Voici quelques extraits de correspondances au journal Le Canadien en 1807, durant les toutes premières années de lutte pour une presse de langue française libre au Bas-Canada (le Québec d'aujourd'hui). Ces textes sont tirés du livre Les journalistes-démocrates au Bas-Canada (1791-1840), publié aux Éditions de Lagrave en 1975. Ces écrits restent tout à fait pertinents en 2015 et doivent servir à nous rappeler que la résistance d'aujourd'hui aux empires médiatiques et aux élans répressifs des gouvernements puisent dans des racines issues de semences vieilles de plus de deux siècles.
Voir comment les journaux sont soutenus et quels sont les intérêts de leurs propriétaires...
Un correspondant écrit le 13 décembre 1807 : «Le seul moyen de communication pour ceux qui voudraient défendre les intérêts du peuple est la presse. Mais il faut que ce soit une presse libre de l'influence de tous ceux qui pourraient avoir des intérêts opposés à ceux du peuple. Si elle était en aucune manière dépendante d'eux, soit pour une existence ou par l'intérêt des propriétaires, on ne pourrait jamais s'y fier ni la regarder comme une presse propre à défendre les intérêts du peuple.
«Si comme je crois l'avoir fait voir, une presse libre est essentielle à la sûreté du peuple de ce pays s'il veut conserver sa liberté, il n'a qu'à examiner toutes les presses du (Bas-)Canada les unes après les autres et voir comment elles sont soutenues et quels sont les intérêts de leurs propriétaires. Et il pourra décider quelle est celle qui mérite ce titre. Quand il l'aura trouvée, dût-elle ne donner qu'une feuille de papier blanc, il doit la soutenir pour assurer son existence.»
Un second correspondant écrit qu'une presse libre «doit méconnaître les riches et les grands s'ils sont vicieux, et protéger les pauvres et les petits s'ils sont vertueux… Elle doit même s'entretenir hardiment et généralement de tout ce qui peut être contraire à la société et nuisible au peuple.
«Voilà, monsieur le rédacteur, mes réflexions sur ce que je conçois de la liberté de la presse. Autrement c'est une chimère que d'y croire… Les éditeurs d'un papier libre ne doivent pas craindre de se faire d'ennemis s'ils n'impriment que des vérités et des faits. Ils ne doivent pas non plus se permettre la suppression d'aucun écrit parce qu'ils supposent qu'il pourrait blesser telle ou telle personne. Tant pis pour ceux qui sont en faute!
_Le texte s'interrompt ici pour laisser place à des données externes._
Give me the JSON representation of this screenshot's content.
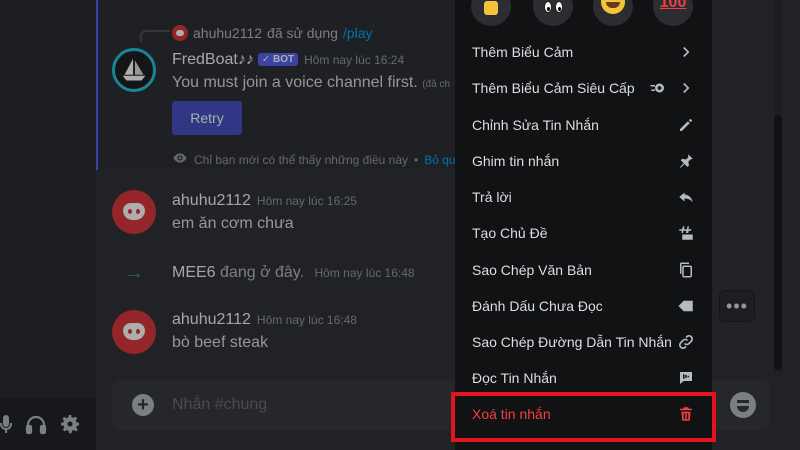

«Quel avantage je vous le demande, doit-on se promettre d'un papier tel que le vôtre qui craint d'exposer au grand jour les injustices et les abus - je le répète encore - qui s'introduisent et se commettent journellement? À quoi sert un tel papier s'il n'est permis (d'y avoir accès) à ceux qui, dépouillés de l'esprit d'adulation et de courtoisie, se sont fait un devoir d'exprimer librement et modérément ce qu'ils pensent véritablement et ce qu'ils croient être pour le plus grand bien?»
Avoir comme sentinelle la liberté absolue de la presse...
Et enfin, cette citation de Sylvain Maréchal reproduite par l'auteur Jean-Paul de Lagrave, remontant aux environs de 1790 et tirée du journal Révolutions de Paris, que je trouve inspirante… «Dans quelque état que se trouve la chose publique, n'en désespérez pas tant qu'elle aura pour sentinelle la liberté absolue de la presse. Mais n'attendez rien du salut de la patrie, si vous vous laissez dessaisir de cette arme…»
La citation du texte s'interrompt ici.